Immediately, Epic's rivals pointed out that they too are in the CHR game.
"We’ve been discussing longitudinal health records that include social determinants and other relevant data for at least two years now, and there are more than 100 clients today using Cerner’s population health management platform," said Cerner President Zane Burke.
This past week at HIMSS18, in an interview with Healthcare IT News Editor-at-Large Bernie Monegain, Judy Faulkner doubled down on Epic's plans to broaden the capabilities of its CHR, folding in ways to depict an array of socioeconomic factors via the Epic platform.
But in a March 13 blog post from UCSF's Center for Digital Health Innovation, three experts took a closer look at the capabilities said to be inherent in a so-called CHR – taking issue with the term "comprehensive" and offering a different word for that first letter instead.
[Also: Epic CEO Judy Faulkner is standing behind switch from EHRs to 'CHRs']
"The controversy is over much more than just a name," said Aaron Neinstein, MD, director, clinical informatics at UCSF; Mark Savage, director of health policy, and Ed Martin, director of technology.
"It reflects a debate over the goals of health information technology. Life, health and healthcare are neither static nor siloed but are constantly in motion, and one's health data must be in motion, too. We need a connected health record."
Nearly a decade since HITECH rocketed EHRs into common usage, a lot has evolved in healthcare and technology. The rise of "shared care planning and coordination, genomics and personalized medicine, population health and public health, remote monitoring and sensors" mean that the idea of an EHR as an "electronic filing cabinet" leaves much to be desired, the UCSF researchers said.

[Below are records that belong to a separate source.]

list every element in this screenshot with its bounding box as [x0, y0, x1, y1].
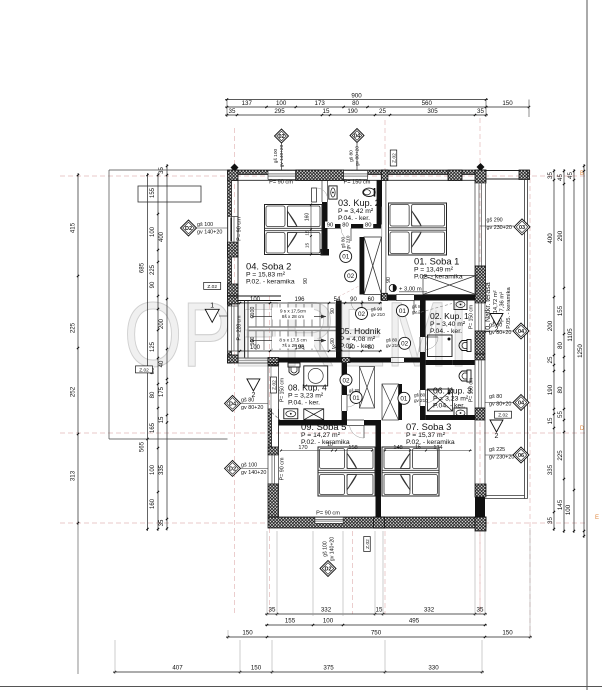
- svg-text:80: 80: [557, 386, 564, 393]
- svg-text:560: 560: [422, 100, 433, 107]
- svg-text:02: 02: [347, 273, 355, 280]
- svg-text:+ 3,00 m: + 3,00 m: [399, 286, 422, 292]
- svg-text:150: 150: [502, 100, 513, 107]
- svg-text:100: 100: [250, 345, 261, 351]
- svg-text:400: 400: [547, 233, 554, 244]
- svg-text:90: 90: [303, 278, 309, 284]
- svg-text:100: 100: [250, 297, 261, 303]
- svg-text:15: 15: [305, 230, 311, 236]
- svg-text:P= 150 cm: P= 150 cm: [469, 305, 475, 329]
- svg-text:495: 495: [409, 618, 420, 625]
- svg-text:8š x 28 cm: 8š x 28 cm: [282, 314, 304, 319]
- svg-text:134: 134: [433, 445, 442, 451]
- svg-text:gš 225: gš 225: [489, 447, 505, 453]
- svg-text:35: 35: [159, 519, 165, 526]
- svg-text:gš 80: gš 80: [414, 393, 426, 398]
- svg-text:375: 375: [323, 665, 334, 672]
- svg-text:02. Kup. 1: 02. Kup. 1: [430, 311, 469, 321]
- svg-text:gš 80: gš 80: [412, 304, 424, 309]
- svg-text:54: 54: [334, 297, 341, 303]
- svg-text:P.04. - ker.: P.04. - ker.: [288, 399, 320, 406]
- svg-text:45: 45: [557, 174, 564, 181]
- svg-text:04: 04: [518, 329, 525, 335]
- svg-text:gv 210: gv 210: [346, 235, 351, 249]
- svg-text:55: 55: [557, 411, 564, 418]
- svg-text:150: 150: [502, 630, 513, 637]
- svg-text:565: 565: [139, 441, 146, 452]
- svg-text:90: 90: [386, 277, 392, 283]
- svg-text:200: 200: [159, 318, 165, 329]
- svg-text:90: 90: [327, 223, 333, 229]
- svg-text:335: 335: [547, 464, 554, 475]
- svg-text:04. Soba 2: 04. Soba 2: [246, 261, 291, 272]
- svg-text:8 s x 17,5 cm: 8 s x 17,5 cm: [279, 337, 306, 342]
- svg-text:100: 100: [250, 337, 256, 346]
- svg-text:03. Kup. 2: 03. Kup. 2: [338, 198, 380, 208]
- svg-text:gš 80: gš 80: [349, 150, 355, 162]
- svg-text:D2: D2: [324, 567, 331, 573]
- svg-text:02: 02: [278, 134, 284, 140]
- svg-text:335: 335: [159, 464, 165, 475]
- svg-text:148: 148: [393, 445, 402, 451]
- svg-text:15: 15: [323, 108, 330, 115]
- svg-text:1: 1: [210, 302, 214, 309]
- svg-text:290: 290: [557, 230, 564, 241]
- svg-text:252: 252: [70, 386, 77, 397]
- svg-text:332: 332: [321, 607, 332, 614]
- svg-text:80: 80: [150, 391, 156, 398]
- svg-text:E: E: [595, 515, 599, 521]
- svg-text:2: 2: [251, 392, 255, 399]
- svg-text:gš 80: gš 80: [386, 338, 398, 343]
- svg-text:06. Kup. 3: 06. Kup. 3: [433, 386, 472, 396]
- svg-text:gš 90: gš 90: [371, 307, 383, 312]
- svg-text:165: 165: [150, 422, 156, 433]
- svg-text:160: 160: [305, 213, 311, 222]
- svg-text:Z.02: Z.02: [498, 413, 508, 419]
- svg-text:01: 01: [400, 396, 408, 403]
- svg-text:90: 90: [350, 297, 357, 303]
- svg-text:2: 2: [495, 433, 499, 440]
- svg-text:100: 100: [150, 226, 156, 237]
- svg-text:gš 290: gš 290: [487, 218, 503, 224]
- svg-text:15: 15: [305, 243, 311, 249]
- svg-text:08. Kup. 4: 08. Kup. 4: [288, 383, 327, 393]
- svg-text:06: 06: [518, 453, 524, 459]
- svg-text:750: 750: [371, 630, 382, 637]
- svg-text:190: 190: [347, 108, 358, 115]
- svg-text:196: 196: [294, 297, 305, 303]
- svg-text:295: 295: [274, 108, 285, 115]
- svg-text:155: 155: [557, 305, 564, 316]
- svg-text:04: 04: [354, 134, 361, 140]
- svg-text:P.02. - keramika: P.02. - keramika: [246, 278, 295, 285]
- svg-text:04: 04: [518, 401, 525, 407]
- svg-text:P= 228 cm: P= 228 cm: [237, 316, 243, 341]
- svg-text:407: 407: [172, 665, 183, 672]
- svg-text:gv 140+20: gv 140+20: [197, 230, 222, 236]
- svg-text:150: 150: [242, 630, 253, 637]
- svg-text:225: 225: [150, 264, 156, 275]
- svg-text:137: 137: [242, 100, 253, 107]
- svg-text:02: 02: [342, 377, 350, 384]
- svg-text:35: 35: [477, 607, 484, 614]
- svg-text:100: 100: [276, 100, 287, 107]
- svg-text:01: 01: [353, 395, 361, 402]
- svg-text:gv 80+20: gv 80+20: [355, 146, 361, 166]
- svg-text:15: 15: [547, 417, 554, 424]
- svg-text:1250: 1250: [577, 344, 584, 358]
- svg-text:175: 175: [159, 386, 165, 397]
- svg-text:gš 80: gš 80: [489, 394, 502, 400]
- svg-text:gš 100: gš 100: [241, 463, 257, 469]
- svg-text:Z.02: Z.02: [392, 153, 398, 163]
- svg-text:gv 80+20: gv 80+20: [241, 405, 263, 411]
- svg-text:170: 170: [298, 445, 307, 451]
- svg-text:332: 332: [424, 607, 435, 614]
- svg-text:gš 100: gš 100: [273, 148, 279, 163]
- svg-text:9 s x 17,5cm: 9 s x 17,5cm: [280, 308, 306, 313]
- svg-text:01. Soba 1: 01. Soba 1: [414, 256, 459, 267]
- svg-text:D4: D4: [229, 402, 237, 408]
- svg-text:160: 160: [150, 498, 156, 509]
- svg-text:90: 90: [150, 281, 156, 288]
- svg-text:gv 140+20: gv 140+20: [241, 470, 266, 476]
- svg-text:P= 90 cm: P= 90 cm: [280, 457, 286, 480]
- svg-text:225: 225: [557, 450, 564, 461]
- svg-text:35: 35: [547, 172, 554, 179]
- svg-text:07. Soba 3: 07. Soba 3: [406, 421, 451, 432]
- svg-text:gv 210: gv 210: [414, 398, 428, 403]
- svg-text:02: 02: [358, 311, 366, 318]
- svg-text:P= 150 cm: P= 150 cm: [344, 180, 371, 186]
- svg-text:05. Hodnik: 05. Hodnik: [340, 326, 381, 336]
- svg-text:D2: D2: [185, 226, 192, 232]
- svg-text:Z.02: Z.02: [207, 284, 217, 290]
- svg-text:80: 80: [342, 223, 348, 229]
- svg-text:Z.02: Z.02: [272, 380, 278, 390]
- svg-text:173: 173: [315, 100, 326, 107]
- svg-text:196: 196: [294, 345, 305, 351]
- svg-text:155: 155: [150, 187, 156, 198]
- svg-text:45: 45: [567, 172, 574, 179]
- svg-text:gv 140+20: gv 140+20: [279, 144, 285, 167]
- svg-text:D2: D2: [229, 467, 236, 473]
- svg-text:P= 90 cm: P= 90 cm: [316, 511, 340, 517]
- svg-text:2: 2: [495, 327, 499, 334]
- svg-text:P.04. - ker.: P.04. - ker.: [433, 402, 465, 409]
- svg-text:P.05. - keramika: P.05. - keramika: [506, 287, 512, 329]
- svg-text:P.04. - ker.: P.04. - ker.: [430, 328, 462, 335]
- svg-text:P.02. - ker.: P.02. - ker.: [340, 343, 372, 350]
- svg-text:100: 100: [565, 504, 572, 515]
- svg-text:01: 01: [399, 308, 407, 315]
- svg-text:158: 158: [348, 445, 357, 451]
- svg-text:90: 90: [330, 308, 336, 314]
- svg-text:P= 90 cm: P= 90 cm: [237, 217, 243, 241]
- svg-text:45: 45: [388, 295, 393, 301]
- svg-text:60: 60: [368, 297, 375, 303]
- svg-text:125: 125: [150, 341, 156, 352]
- svg-text:15: 15: [159, 416, 165, 423]
- svg-text:145: 145: [557, 499, 564, 510]
- svg-text:35: 35: [269, 607, 276, 614]
- svg-text:gš 100: gš 100: [197, 222, 213, 228]
- svg-text:313: 313: [70, 470, 77, 481]
- svg-text:80: 80: [352, 100, 359, 107]
- svg-text:P.02. - keramika: P.02. - keramika: [406, 439, 455, 446]
- svg-text:gv 210: gv 210: [371, 312, 385, 317]
- svg-text:35: 35: [229, 108, 236, 115]
- svg-text:80: 80: [557, 342, 564, 349]
- svg-text:09. Soba 5: 09. Soba 5: [301, 421, 346, 432]
- svg-text:P.02. - keramika: P.02. - keramika: [414, 273, 463, 280]
- svg-text:1105: 1105: [567, 328, 574, 342]
- svg-text:685: 685: [139, 262, 146, 273]
- svg-text:900: 900: [351, 92, 362, 99]
- svg-text:03: 03: [519, 225, 525, 231]
- svg-text:*P = 7,36 m²: *P = 7,36 m²: [500, 292, 506, 324]
- svg-text:415: 415: [70, 222, 77, 233]
- svg-text:Z.02: Z.02: [365, 539, 371, 549]
- svg-text:34: 34: [332, 345, 339, 351]
- svg-text:P.02. - keramika: P.02. - keramika: [301, 439, 350, 446]
- svg-text:190: 190: [547, 384, 554, 395]
- svg-text:155: 155: [285, 618, 296, 625]
- svg-text:305: 305: [427, 108, 438, 115]
- svg-text:90: 90: [330, 338, 336, 344]
- svg-text:100: 100: [150, 464, 156, 475]
- svg-text:15: 15: [376, 607, 383, 614]
- svg-text:01: 01: [342, 254, 350, 261]
- svg-text:25: 25: [379, 108, 386, 115]
- svg-text:100: 100: [250, 307, 256, 316]
- svg-text:gv 210: gv 210: [412, 310, 426, 315]
- svg-text:P= 150 cm: P= 150 cm: [280, 378, 286, 402]
- svg-text:330: 330: [428, 665, 439, 672]
- svg-text:gv 140+20: gv 140+20: [330, 537, 336, 561]
- svg-text:gv 230+20: gv 230+20: [489, 455, 514, 461]
- svg-text:02: 02: [401, 341, 409, 348]
- svg-text:35: 35: [547, 517, 554, 524]
- svg-text:gv 210: gv 210: [386, 343, 400, 348]
- svg-text:200: 200: [547, 320, 554, 331]
- svg-text:gš 80: gš 80: [349, 388, 360, 393]
- svg-text:gš 100: gš 100: [323, 541, 329, 557]
- svg-text:P.04. - ker.: P.04. - ker.: [338, 215, 370, 222]
- svg-text:P= 90 cm: P= 90 cm: [269, 180, 293, 186]
- svg-text:Z.02: Z.02: [139, 367, 149, 373]
- svg-text:80: 80: [365, 223, 371, 229]
- svg-text:225: 225: [70, 322, 77, 333]
- svg-text:100: 100: [323, 618, 334, 625]
- svg-text:25: 25: [547, 356, 554, 363]
- svg-text:40: 40: [159, 360, 165, 367]
- svg-text:400: 400: [159, 231, 165, 242]
- svg-text:35: 35: [477, 108, 484, 115]
- svg-text:150: 150: [251, 665, 262, 672]
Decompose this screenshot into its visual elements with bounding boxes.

Policymakers, providers and patients increasingly recognize this, and know that an "interoperable healthcare ecosystem requires far more than point-to-point, EHR-to-EHR connections," they added.
But while vendors such as Epic and Cerner are now recasting their products as comprehensive health records, able to manage new data types and use cases, they're missing the point, the researchers said.
"Interoperability is a national priority precisely because no single vendor EHR system is comprehensive, and there must be interoperability across myriad data types, sources, authorized users, and use cases," they write. "Given this, we say 'connected health record,' not comprehensive health record, and we are not alone."
That definition of a CHR doesn't define relevance by what data is "locked in – and out – of the record," they explain. Instead, its "completeness" comes from "focusing on the dynamic conversation, teamwork, interconnections, and diverse data sources inherent in managing health and healthcare today."
Physicians and other clinical end-users are have been complaining for years that EHRs are bulky, burdensome and unwieldy. Further populating them with more design elements to accommodate ever-increasing types of data will only exacerbate the problem.
On the flip side, the provisions for open APIs and other innovative connection points included in 2015 certified EHRs, Stage 3 meaningful use and the 21st Century Cures Act means it's easier than ever to link existing systems to an array of myriad other data sources.
"A static, allegedly comprehensive health record misses the dynamics of an interactive, learning health system," said the UCSF researchers. "Rather, patients, providers, population health agencies, registries, payers, researchers, social service agencies, community centers and accountable care organizations all need interconnected systems and records."